We can then calculate the duration using =NETWORKDAYS(start, finish)
After the duration is calculated, add conditional formatting > data bars to it, so that we can easily spot activities that take too long to complete.
Step 5: Gantt chart grid (right side portion)
Now that our gantt chart is ready on the left, let’s complete the grid.
Start by calculating the earliest project start date using min formula =MIN(plan[Start date])
Place this formula in the grid top left cell, as shown below.
Calculate remaining 89 dates by adding +1 working day. Use =WORKDAY(previous date, 1) formula for this.
This will give us a bunch of dates.
Use the next two rows to show month & day portion of this date by referring to the date calculation row. As the cells are too small, merge 2 or 3 of them and show the values.
Now that all the dates are ready, let’s figure out the logic for making gantt chart view.
As shown above, we need a rule to highlight any cell if the date in top row falls between start and finish dates for the corresponding project activity.
To do this, select the entire grid of 100 rows x 90 columns and apply a new conditional formatting rule.
Use “formula” type rule and apply this formula.
=MEDIAN($C6, $D6, M$3) = M$3
Adjust cell references based on your gantt chart setup.
Related: Using MEDIAN formula to check between condition in Excel
Apply necessary formatting and your gantt chart will be ready.
Step 6: Move the slicer to the gantt chart worksheet
This is the last and easiest step.
Just cut and paste the slicer near the gantt chart. Your interactive chart is ready.
Bells & whistles:
- You can add a conditional formatting rule to highlight current date
- Another rule to highlight alternative rows (zebra-shading)
- Adjust the conditional formatting rule to show completed activities in a different color.
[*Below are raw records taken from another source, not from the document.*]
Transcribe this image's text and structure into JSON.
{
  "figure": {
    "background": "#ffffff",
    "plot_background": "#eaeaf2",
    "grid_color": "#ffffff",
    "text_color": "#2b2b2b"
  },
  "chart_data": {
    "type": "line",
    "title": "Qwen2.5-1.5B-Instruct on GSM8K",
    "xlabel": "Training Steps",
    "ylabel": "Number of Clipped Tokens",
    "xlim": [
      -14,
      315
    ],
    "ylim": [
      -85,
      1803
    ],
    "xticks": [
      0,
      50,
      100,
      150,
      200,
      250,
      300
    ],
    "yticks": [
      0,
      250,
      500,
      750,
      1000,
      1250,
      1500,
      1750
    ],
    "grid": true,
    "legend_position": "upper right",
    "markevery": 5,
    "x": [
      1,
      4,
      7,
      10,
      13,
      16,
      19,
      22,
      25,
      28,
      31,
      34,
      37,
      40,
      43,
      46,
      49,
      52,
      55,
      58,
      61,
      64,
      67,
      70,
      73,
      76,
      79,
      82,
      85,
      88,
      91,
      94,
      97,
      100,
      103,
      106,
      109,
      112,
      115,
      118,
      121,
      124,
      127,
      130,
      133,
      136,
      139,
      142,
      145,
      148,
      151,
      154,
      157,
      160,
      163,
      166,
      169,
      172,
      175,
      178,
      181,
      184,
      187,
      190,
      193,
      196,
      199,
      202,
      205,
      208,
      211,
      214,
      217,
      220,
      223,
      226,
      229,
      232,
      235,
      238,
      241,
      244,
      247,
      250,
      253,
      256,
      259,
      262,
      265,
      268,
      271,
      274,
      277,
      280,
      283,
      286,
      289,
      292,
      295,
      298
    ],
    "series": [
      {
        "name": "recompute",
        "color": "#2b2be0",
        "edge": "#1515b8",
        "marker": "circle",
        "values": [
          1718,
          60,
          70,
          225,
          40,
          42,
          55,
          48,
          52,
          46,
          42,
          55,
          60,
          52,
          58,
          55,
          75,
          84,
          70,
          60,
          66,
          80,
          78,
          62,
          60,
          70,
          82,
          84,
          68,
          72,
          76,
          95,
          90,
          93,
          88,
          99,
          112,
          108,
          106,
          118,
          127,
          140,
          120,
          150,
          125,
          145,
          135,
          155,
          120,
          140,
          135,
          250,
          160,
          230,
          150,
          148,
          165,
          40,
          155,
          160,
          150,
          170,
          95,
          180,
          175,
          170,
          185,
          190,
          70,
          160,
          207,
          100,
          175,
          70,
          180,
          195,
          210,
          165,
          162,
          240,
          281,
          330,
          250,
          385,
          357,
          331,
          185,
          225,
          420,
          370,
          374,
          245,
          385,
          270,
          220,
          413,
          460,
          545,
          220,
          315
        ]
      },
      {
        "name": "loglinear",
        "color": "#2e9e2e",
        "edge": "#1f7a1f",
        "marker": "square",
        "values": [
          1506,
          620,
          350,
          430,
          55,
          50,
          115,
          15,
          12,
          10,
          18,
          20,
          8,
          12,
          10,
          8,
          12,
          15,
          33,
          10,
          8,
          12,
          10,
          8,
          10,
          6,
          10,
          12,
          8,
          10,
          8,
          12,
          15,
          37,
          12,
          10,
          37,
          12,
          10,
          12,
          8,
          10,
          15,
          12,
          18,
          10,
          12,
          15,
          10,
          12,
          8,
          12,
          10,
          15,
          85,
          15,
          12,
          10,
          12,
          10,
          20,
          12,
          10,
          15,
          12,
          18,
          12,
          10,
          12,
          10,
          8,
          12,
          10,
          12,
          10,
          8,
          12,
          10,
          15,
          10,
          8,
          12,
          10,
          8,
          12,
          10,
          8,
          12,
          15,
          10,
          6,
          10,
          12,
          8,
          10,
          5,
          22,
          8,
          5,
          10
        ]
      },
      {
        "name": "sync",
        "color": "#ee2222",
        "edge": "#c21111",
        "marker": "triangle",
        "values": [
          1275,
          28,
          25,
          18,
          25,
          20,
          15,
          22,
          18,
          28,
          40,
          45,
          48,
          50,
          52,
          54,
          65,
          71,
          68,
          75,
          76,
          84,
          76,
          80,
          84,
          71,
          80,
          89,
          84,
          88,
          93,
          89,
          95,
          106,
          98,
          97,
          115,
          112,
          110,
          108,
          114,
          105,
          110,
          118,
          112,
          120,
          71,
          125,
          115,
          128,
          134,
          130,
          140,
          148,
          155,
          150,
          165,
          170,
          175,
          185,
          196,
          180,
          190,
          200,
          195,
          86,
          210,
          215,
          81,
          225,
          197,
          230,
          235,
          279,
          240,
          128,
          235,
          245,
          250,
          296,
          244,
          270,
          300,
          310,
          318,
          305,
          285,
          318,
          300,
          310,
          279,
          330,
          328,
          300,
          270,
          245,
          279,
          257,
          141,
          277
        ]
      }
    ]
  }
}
How to update the Gantt Chart?
When ever you have new data, simply update the input data worksheet. Then refresh pivot tables (shortcut: Alt+Ctrl+F5). Your Gantt chart will be updated too.
Download the Drill-down Gantt Chart Template
Please click here to download the gantt chart template. Just change the input data and click on “Refresh” button from Data ribbon to update the gantt chart.
If you want more project management templates, please click here.
Questions or Suggestions?
Got some questions or issues when using this template? Have a suggestion for this Gantt Chart? Please post them in the comments section.
Also check out:
7 Responses to “Project Plan – Gantt Chart with drill-down capability [Templates]”
Sirji
Your videos are always useful... you can be rest assured....
Thanks for teaching us ...
I would like to use this style for a Gantt chart, but the template has about 100 lines. I have exported more than 100 rows of task data from MS Project into a format resembling the "Data" tab. I'd like to represent all this information, but when I paste it into the "Data" tab, it overwrites the existing table & named data ranges, and the pivot table doesn't "see" everything.
Is there a set of instructions for how to work with >100 rows of data?
Thanks!
Hello Chandoo,
Can you please send me a message in my email.
Instead of day, what If i want to do it on a monthly basis.
Is there any possibility ?
Please let me know.
Thanks
Ashvin
Its a great gantt chart, but looks like all task have to be set at the same level, and unable to link dependencies between each task - nevertheless, its a fantastic start and I'm sure you'll be looking to enhance over time.
Thanks Chandu.... I was searching for such tool for years and happy to find one!!
Thanks for this. I'm having an issue when trying to follow the instructions to build it myself. Where there is no information copied over from the Pivot table, because those cells are blank, the conditional formatting is filling in all the dates, so I end up with a gantt chart for the cells with data and then a huge block of filled cells beneath that. How do I stop the conditional formatting applying when there is no start/end date?
Hi,
Thank you for this; it works great except one part, when I apply the slicer and filter on one of the workstreams the formatting seems to disappear. can you advise?